Quand j'entends des gens réclamer la prison à vie (ou pire) pour des mamans qui sont jugées pour homicide, alors que les mêmes trouvent ça logique de ne pas enfanter un trisomique, je me dis que nous autres chrétiens avons fort à faire pour proclamer le message d'amour du Christ et la miséricorde de Dieu...
"et ne dépiste que la trisomie 21": non, l'amniocentèse dépiste toute anomalie chromosomique, entre autres les trisomies 13 et 18 (on peut légitimement vouloir poursuivre sa grossesse dans le premier cas mais pas dans les deux autres). D'autre part, si le risque d'anomalie est très important on peut vouloir avoir une certitude, non pas pour décider d'interrompre la grossesse mais pour avoir le temps de se préparer, de contacter des spécialistes, des associations, d'autres parents, bref pour avoir le sentiment de ne pas attendre passivement, seul et dans l'angoisse).
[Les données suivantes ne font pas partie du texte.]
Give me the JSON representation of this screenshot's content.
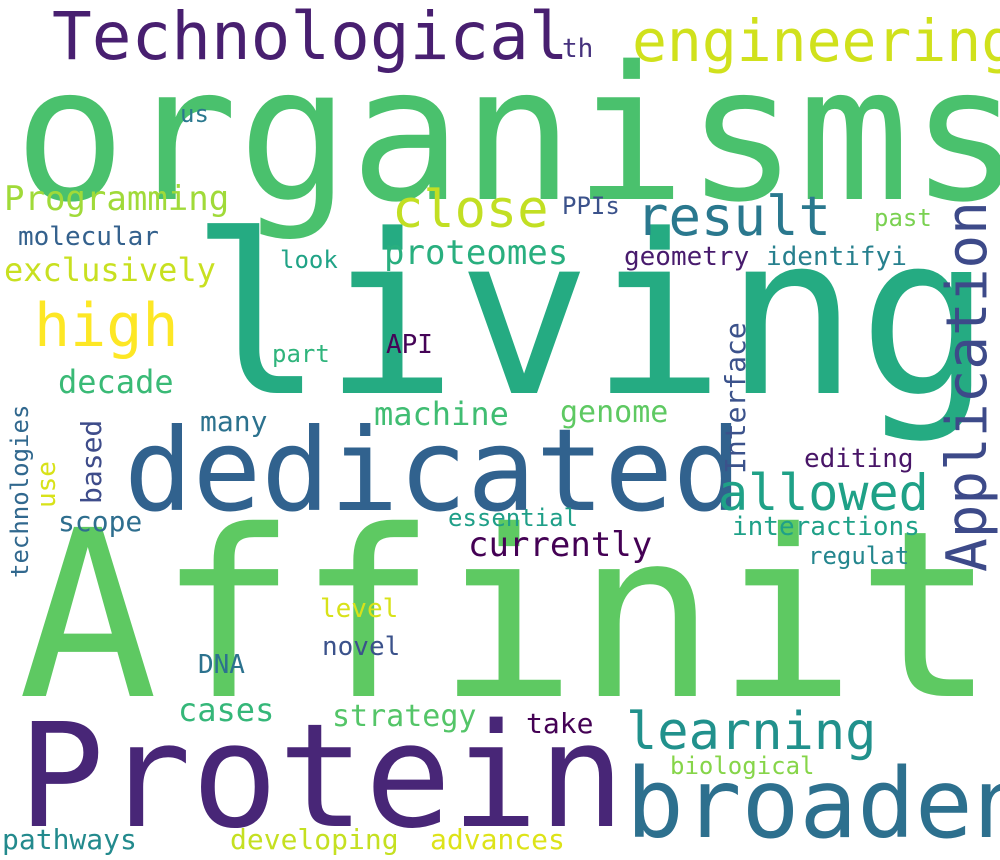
{
  "colors": {
    "background": "#ffffff",
    "dark_purple": "#440154",
    "indigo": "#46327e",
    "blue": "#365c8d",
    "teal_blue": "#277f8e",
    "teal": "#1fa187",
    "green": "#4ac16d",
    "light_green": "#a0da39",
    "yellow": "#fde725"
  },
  "words": {
    "organisms": "organisms",
    "living": "living",
    "affinity": "Affinity",
    "protein": "Protein",
    "dedicated": "dedicated",
    "broaden": "broaden",
    "technological": "Technological",
    "engineering": "engineering",
    "application": "Application",
    "result": "result",
    "allowed": "allowed",
    "close": "close",
    "high": "high",
    "learning": "learning",
    "programming": "Programming",
    "molecular": "molecular",
    "exclusively": "exclusively",
    "proteomes": "proteomes",
    "decade": "decade",
    "machine": "machine",
    "genome": "genome",
    "currently": "currently",
    "interface": "Interface",
    "scope": "scope",
    "cases": "cases",
    "strategy": "strategy",
    "take": "take",
    "developing": "developing",
    "advances": "advances",
    "pathways": "pathways",
    "technologies": "technologies",
    "use": "use",
    "based": "based",
    "many": "many",
    "part": "part",
    "look": "look",
    "api": "API",
    "ppis": "PPIs",
    "past": "past",
    "geometry": "geometry",
    "identifyi": "identifyi",
    "th": "th",
    "us": "us",
    "editing": "editing",
    "interactions": "interactions",
    "essential": "essential",
    "regulat": "regulat",
    "level": "level",
    "novel": "novel",
    "dna": "DNA",
    "biological": "biological"
  }
}
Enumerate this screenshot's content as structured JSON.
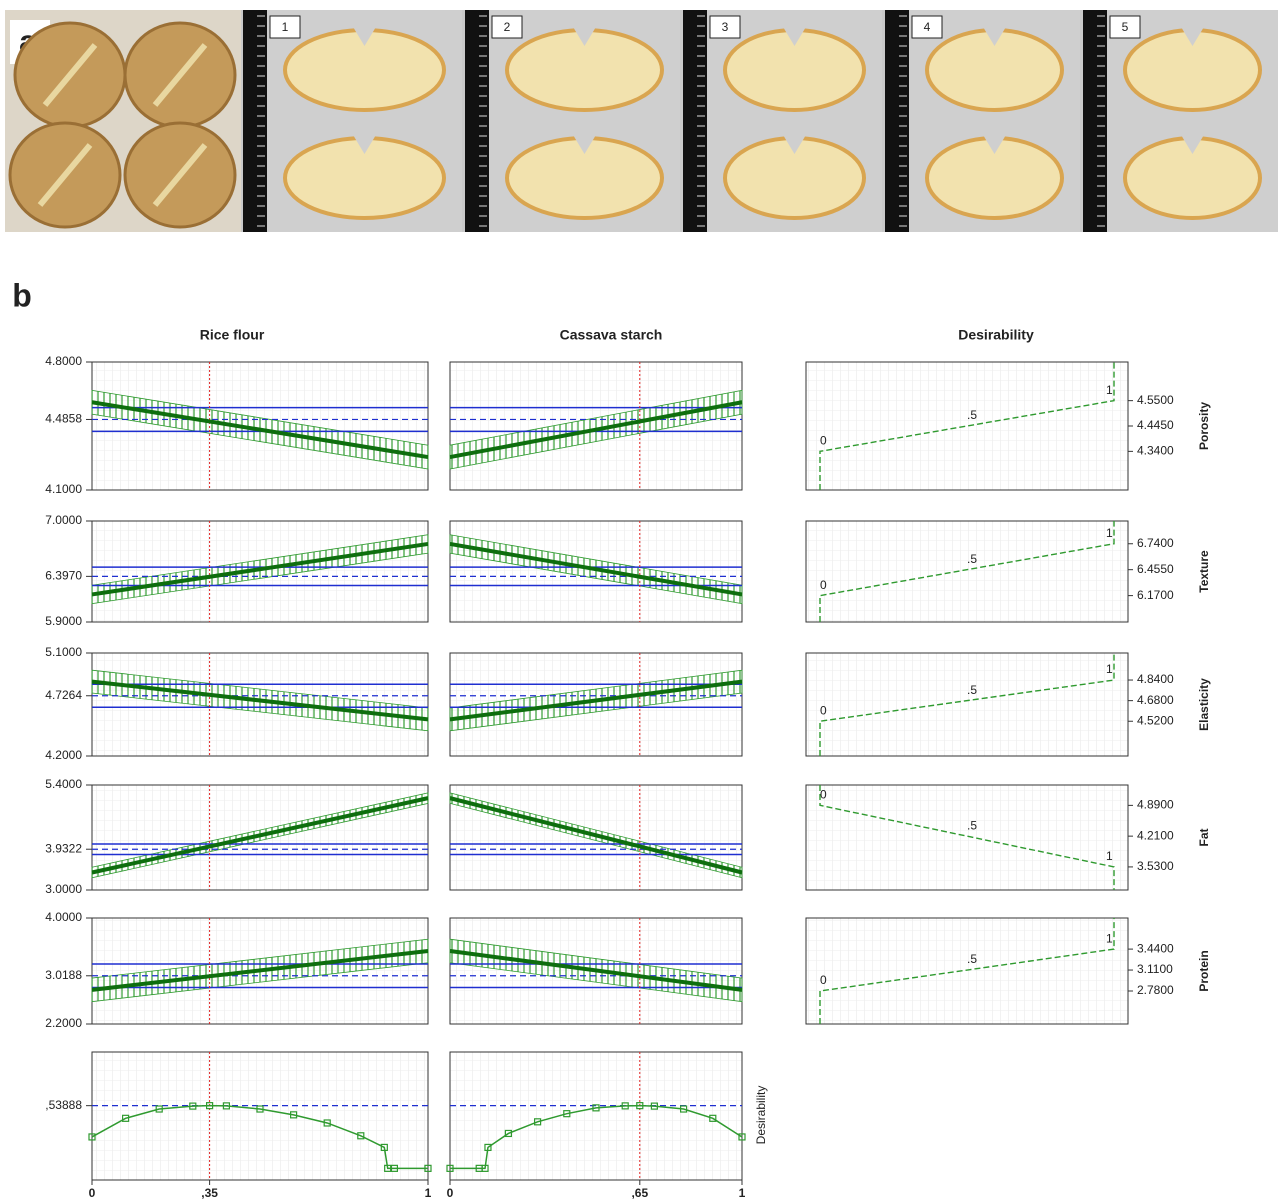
{
  "panel_a": {
    "label": "a",
    "samples": [
      "1",
      "2",
      "3",
      "4",
      "5"
    ]
  },
  "panel_b": {
    "label": "b",
    "factors": [
      {
        "name": "Rice flour",
        "xlim": [
          0,
          1
        ],
        "xticks": [
          0,
          {
            "value": 0.35,
            "label": ",35"
          },
          1
        ],
        "current": 0.35,
        "desirability": {
          "x": [
            0,
            0.1,
            0.2,
            0.3,
            0.35,
            0.4,
            0.5,
            0.6,
            0.7,
            0.8,
            0.87,
            0.88,
            0.9,
            1.0
          ],
          "values": [
            0.27,
            0.43,
            0.51,
            0.535,
            0.539,
            0.537,
            0.51,
            0.46,
            0.39,
            0.28,
            0.18,
            0,
            0,
            0
          ]
        }
      },
      {
        "name": "Cassava starch",
        "xlim": [
          0,
          1
        ],
        "xticks": [
          0,
          {
            "value": 0.65,
            "label": ",65"
          },
          1
        ],
        "current": 0.65,
        "desirability": {
          "x": [
            0,
            0.1,
            0.12,
            0.13,
            0.2,
            0.3,
            0.4,
            0.5,
            0.6,
            0.65,
            0.7,
            0.8,
            0.9,
            1.0
          ],
          "values": [
            0,
            0,
            0,
            0.18,
            0.3,
            0.4,
            0.47,
            0.52,
            0.537,
            0.539,
            0.535,
            0.51,
            0.43,
            0.27
          ]
        }
      }
    ],
    "desirability_title": "Desirability",
    "desirability_marks": [
      "0",
      ".5",
      "1"
    ],
    "responses": [
      {
        "name": "Porosity",
        "ylim": [
          4.1,
          4.8
        ],
        "yticks": [
          {
            "value": 4.1,
            "label": "4.1000"
          },
          {
            "value": 4.4858,
            "label": "4.4858"
          },
          {
            "value": 4.8,
            "label": "4.8000"
          }
        ],
        "predicted": 4.4858,
        "ci": 0.065,
        "profiles": [
          [
            4.58,
            4.28
          ],
          [
            4.28,
            4.58
          ]
        ],
        "dlim": [
          4.18,
          4.71
        ],
        "dticks": [
          {
            "value": 4.34,
            "label": "4.3400"
          },
          {
            "value": 4.445,
            "label": "4.4450"
          },
          {
            "value": 4.55,
            "label": "4.5500"
          }
        ]
      },
      {
        "name": "Texture",
        "ylim": [
          5.9,
          7.0
        ],
        "yticks": [
          {
            "value": 5.9,
            "label": "5.9000"
          },
          {
            "value": 6.397,
            "label": "6.3970"
          },
          {
            "value": 7.0,
            "label": "7.0000"
          }
        ],
        "predicted": 6.397,
        "ci": 0.1,
        "profiles": [
          [
            6.2,
            6.75
          ],
          [
            6.75,
            6.2
          ]
        ],
        "dlim": [
          5.88,
          6.99
        ],
        "dticks": [
          {
            "value": 6.17,
            "label": "6.1700"
          },
          {
            "value": 6.455,
            "label": "6.4550"
          },
          {
            "value": 6.74,
            "label": "6.7400"
          }
        ]
      },
      {
        "name": "Elasticity",
        "ylim": [
          4.2,
          5.1
        ],
        "yticks": [
          {
            "value": 4.2,
            "label": "4.2000"
          },
          {
            "value": 4.7264,
            "label": "4.7264"
          },
          {
            "value": 5.1,
            "label": "5.1000"
          }
        ],
        "predicted": 4.7264,
        "ci": 0.1,
        "profiles": [
          [
            4.85,
            4.52
          ],
          [
            4.52,
            4.85
          ]
        ],
        "dlim": [
          4.25,
          5.05
        ],
        "dticks": [
          {
            "value": 4.52,
            "label": "4.5200"
          },
          {
            "value": 4.68,
            "label": "4.6800"
          },
          {
            "value": 4.84,
            "label": "4.8400"
          }
        ]
      },
      {
        "name": "Fat",
        "ylim": [
          3.0,
          5.4
        ],
        "yticks": [
          {
            "value": 3.0,
            "label": "3.0000"
          },
          {
            "value": 3.9322,
            "label": "3.9322"
          },
          {
            "value": 5.4,
            "label": "5.4000"
          }
        ],
        "predicted": 3.9322,
        "ci": 0.12,
        "profiles": [
          [
            3.4,
            5.1
          ],
          [
            5.1,
            3.4
          ]
        ],
        "dlim": [
          3.02,
          5.34
        ],
        "dticks": [
          {
            "value": 4.89,
            "label": "4.8900"
          },
          {
            "value": 4.21,
            "label": "4.2100"
          },
          {
            "value": 3.53,
            "label": "3.5300"
          }
        ]
      },
      {
        "name": "Protein",
        "ylim": [
          2.2,
          4.0
        ],
        "yticks": [
          {
            "value": 2.2,
            "label": "2.2000"
          },
          {
            "value": 3.0188,
            "label": "3.0188"
          },
          {
            "value": 4.0,
            "label": "4.0000"
          }
        ],
        "predicted": 3.0188,
        "ci": 0.2,
        "profiles": [
          [
            2.78,
            3.44
          ],
          [
            3.44,
            2.78
          ]
        ],
        "dlim": [
          2.26,
          3.93
        ],
        "dticks": [
          {
            "value": 2.78,
            "label": "2.7800"
          },
          {
            "value": 3.11,
            "label": "3.1100"
          },
          {
            "value": 3.44,
            "label": "3.4400"
          }
        ]
      }
    ],
    "overall": {
      "ylabel": "Desirability",
      "ylim": [
        -0.1,
        1.0
      ],
      "yticks": [
        {
          "value": 0.53888,
          "label": ",53888"
        }
      ]
    }
  }
}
Cela reste une décision difficile, bien entendu, compte tenu du risque faible mais non négligeable de faire une fausse couche.
Sinon, pas besoin d'objection de conscience pour refuser l'amniocentèse, elle n'est JAMAIS obligatoire (seulement recommandée quand le risque intégré est supérieur à 1/250).
@ Marie T : Merci pour ces précisions. Il est vrai que l'amniocentèse permet une analyse complète, ce que ne permet pas (et de loin) le HT21.
Quant à refuser l'amniocentèse, je sais qu'on peut toujours. Mais le "processus de décision" est ainsi fait que le refus semble difficile.